Кроме статуй в СПб знаменательны жилые дома — почти ровесники города. На каждом из них есть небольшой церковный купол — знак наличия домашней церкви для домочадцев. Хотелось зайти в такой дом, но не хотелось разочаровываться, потому что за последнее столетие прошлого двадцатого века всё изменилось, и конечно же, никакого алтаря я бы там не нашла. Да, и у нас в П. есть свои достопримечательности, заключающиеся вовсе не в подарках на набережной. В нашем городе не такое большое количество храмов, как в СПб, и купола над жилыми домами можно отыскать только на улице Пушкинской. Но у нас есть озеро, чьё имя сакрально, потому что оно указывает, но не называет. — Онего. Озеро шепчет языком волн, говоря о городе на своём берегу: Он — Его. Кого его? Петра? Но когда Пётр закладывал два города, наш и СПб, озеро уже было, оно уже пророчески говорило о нашем городе.
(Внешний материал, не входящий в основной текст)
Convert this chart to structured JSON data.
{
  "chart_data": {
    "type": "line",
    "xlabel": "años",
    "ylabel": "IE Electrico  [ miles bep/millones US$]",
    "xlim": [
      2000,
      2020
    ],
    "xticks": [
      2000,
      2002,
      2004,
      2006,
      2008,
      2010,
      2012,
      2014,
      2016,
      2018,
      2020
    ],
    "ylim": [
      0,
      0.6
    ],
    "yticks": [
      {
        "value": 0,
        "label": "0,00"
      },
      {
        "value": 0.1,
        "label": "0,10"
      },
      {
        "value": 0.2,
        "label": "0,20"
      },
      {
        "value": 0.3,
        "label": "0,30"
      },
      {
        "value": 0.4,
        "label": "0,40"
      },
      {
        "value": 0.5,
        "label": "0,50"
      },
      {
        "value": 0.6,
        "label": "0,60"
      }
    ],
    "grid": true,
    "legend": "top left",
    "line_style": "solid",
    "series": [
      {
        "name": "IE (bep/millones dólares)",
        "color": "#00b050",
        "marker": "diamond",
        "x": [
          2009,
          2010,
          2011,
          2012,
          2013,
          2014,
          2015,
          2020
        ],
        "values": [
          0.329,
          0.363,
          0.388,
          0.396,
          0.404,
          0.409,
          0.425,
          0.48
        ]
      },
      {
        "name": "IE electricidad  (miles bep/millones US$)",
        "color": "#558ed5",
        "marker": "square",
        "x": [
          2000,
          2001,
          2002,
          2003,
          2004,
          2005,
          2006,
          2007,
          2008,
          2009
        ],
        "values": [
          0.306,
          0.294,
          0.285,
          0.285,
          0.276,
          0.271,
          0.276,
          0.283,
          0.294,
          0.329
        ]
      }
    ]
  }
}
Я не думаю, что петербуржцы любят свой город больше, чем мы. Когда я вернулась домой, я уже знала, что буду улыбаться каждому дому, покосившимся заборчикам, обшарпанным стенам. Скажете, что нельзя любить старое, изношенное, а зачастую и просто грязное? Да, может быть, и так, но я улыбалась от одной только мысли, что увижу родное лицо своего любимого города, которому скоро триста лет. А разве у кого-то из вас, читатель, не щемит сердце при лике старушки-матери, на морщинистом щеке которой от возни возле печи по случаю приезда детей иногда остаются следы сажи? Наш город — это Золушка до встречи с принцем.
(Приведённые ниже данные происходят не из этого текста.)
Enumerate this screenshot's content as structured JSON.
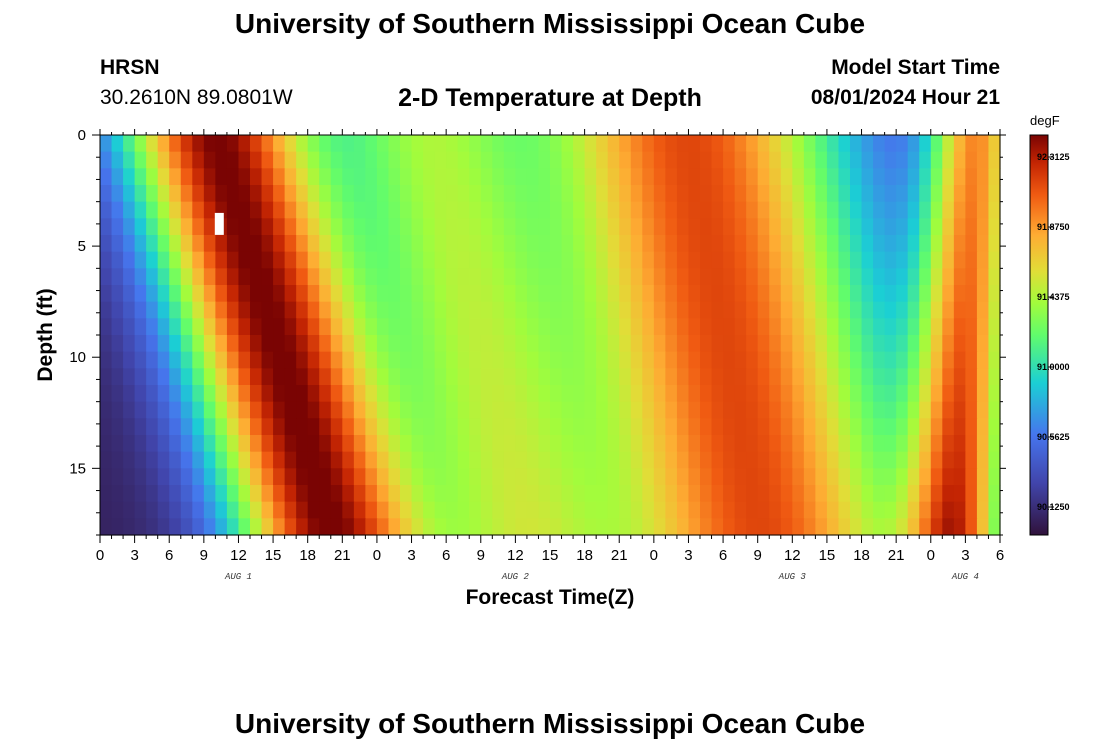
{
  "header": {
    "title": "University of Southern Mississippi Ocean Cube",
    "station": "HRSN",
    "coords": "30.2610N  89.0801W",
    "subtitle": "2-D Temperature at Depth",
    "start_label": "Model Start Time",
    "start_value": "08/01/2024 Hour 21"
  },
  "footer": {
    "title": "University of Southern Mississippi Ocean Cube"
  },
  "colors": {
    "low": "#30123b",
    "mid": "#a2fc3c",
    "high": "#7a0403",
    "marker": "#ffffff"
  },
  "chart_data": {
    "type": "heatmap",
    "title": "2-D Temperature at Depth",
    "xlabel": "Forecast Time(Z)",
    "ylabel": "Depth (ft)",
    "x_hours_range": [
      0,
      78
    ],
    "x_tick_step_hours": 3,
    "x_tick_labels": [
      "0",
      "3",
      "6",
      "9",
      "12",
      "15",
      "18",
      "21",
      "0",
      "3",
      "6",
      "9",
      "12",
      "15",
      "18",
      "21",
      "0",
      "3",
      "6",
      "9",
      "12",
      "15",
      "18",
      "21",
      "0",
      "3",
      "6"
    ],
    "date_labels": [
      {
        "label": "AUG 1",
        "hour": 12
      },
      {
        "label": "AUG 2",
        "hour": 36
      },
      {
        "label": "AUG 3",
        "hour": 60
      },
      {
        "label": "AUG 4",
        "hour": 75
      }
    ],
    "y_range_ft": [
      0,
      18
    ],
    "y_ticks": [
      0,
      5,
      10,
      15
    ],
    "colorbar": {
      "unit": "degF",
      "range": [
        89.95,
        92.45
      ],
      "tick_labels": [
        "92.3125",
        "91.8750",
        "91.4375",
        "91.0000",
        "90.5625",
        "90.1250"
      ],
      "tick_values": [
        92.3125,
        91.875,
        91.4375,
        91.0,
        90.5625,
        90.125
      ]
    },
    "approx_surface_peaks": [
      {
        "hour_center": 10,
        "hour_width": 6,
        "slope_hours_per_ft": 0.55,
        "amplitude_degF": 2.4
      },
      {
        "hour_center": 28,
        "hour_width": 6,
        "slope_hours_per_ft": 0.45,
        "amplitude_degF": 1.2
      },
      {
        "hour_center": 51,
        "hour_width": 10,
        "slope_hours_per_ft": 0.35,
        "amplitude_degF": 2.1
      },
      {
        "hour_center": 76,
        "hour_width": 3,
        "slope_hours_per_ft": -0.1,
        "amplitude_degF": 1.8
      }
    ],
    "baseline_degF": 90.05,
    "marker": {
      "hour": 10.3,
      "depth_ft": 4
    }
  }
}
Я филолог. Но наша Альма-матер выпускает и строителей, и экономистов, и многих других специалистов, которые любят город не меньше филологов. Для чего мы учимся? Только ли для того, чтобы найти своё место? А если это место ещё и украсить. Конечно, есть законы архитектуры, соблюдение стилей и смет. Но как молодеет бабушкино лицо от обновки, подаренной внуками. Какой старушке будет не к лицу цветастая шаль? Нам ли жалеть силы и средства для своего родного города, который стареет, а мы и не замечаем...
Дудырина и Миша вернулись из СПб домой. Они готовы были целовать перрон, — побросав свои компьютеры и рюкзаки, при этом оба чуть ли не плакали:
— В этом городе живут ангелы.
***
В час ночи Фотинья наконец-то отправилась спать, не дождавшись Анны, которой что ни ночь, то всенощная. Олег, поцеловав мать, пожелал ей спокойной ночи и пообещал дождаться сестру. Утром мать по обыкновению подошла будить его, но не поняла, где его голова, потому как на подушке лежала коленка. Мать похлопала по одеялу:
— Сына!
Коленка зашевелилась и оказалась лысой головой вчера ещё обладавшего густой шевелюрой Олега-второго.
— Сыночка! — Всплеснула руками мать, — тебя же теперь любой милиционер не только остановит, но и заберёт сразу же. Ты хоть шапочку на голову свою теперь надевай. — Сказала и побежала на работу. Побежать-то побежала, да по дороге вдруг вспомнила, что через десять дней они собирались ехать в монастырь, где в шапочке мужчины не ходят, и опять расстроилась, но ещё через несколько шагов повеселела, потому что в монастыре не было милиции.
До Пасхи оставалось десять дней. Дети ждали Пасхи как дня разговления. мать ждала воскресения Господня, как будто этот день должен был стать днём её собственного спасения.